Two other Opec delegates, one of whom is from a Gulf producer, said they could not rule out prices dropping to as low as $30-$35 due to weak demand combined with global refinery maintenance in the first and second quarters of 2015.

"Prices are supported now by winter and stockpiling," one of the delegates said.

Another Gulf delegate said: "The general feeling is that prices will still remain lower than what we all want because of the excess of supply in the market. The expectation is that these stocks will not decrease before the first half of the year."

"There are a number of good signs, for example the shutdown of some production in the US and Canada. So it means that the policy decision made in the last meeting was the correct one, it'll be slow, painful for some more than others but in the end effective," that delegate said.

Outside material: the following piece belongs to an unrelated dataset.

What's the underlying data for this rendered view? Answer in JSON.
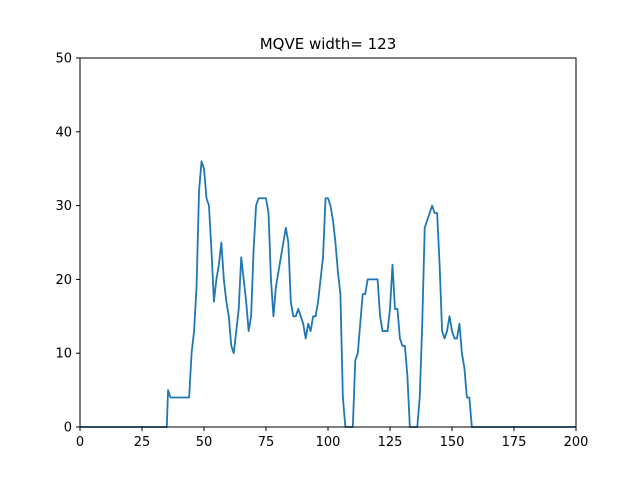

Opec last November decided against cutting its production despite misgivings from its non-Gulf members, after Saudi Oil Minister Ali al-Naimi said the group needed to defend market share against US shale oil and other competing sources.

The decision sent oil prices to what was a four-year low close to $71 a barrel. Crude later fell to a near six-year low of $45.19 on January 13 - further than many delegates had expected - and was trading above $53 on Monday.

Publicly, Opec officials including Secretary-General Abdullah al-Badri have started to express confidence that a bottoming out of prices and a recovery may be under way.

The talks on Opec's long-term strategy - which is updated every five years - continue on Tuesday. Opec oil ministers, who decide the group's output policy, are not scheduled to meet until June 5.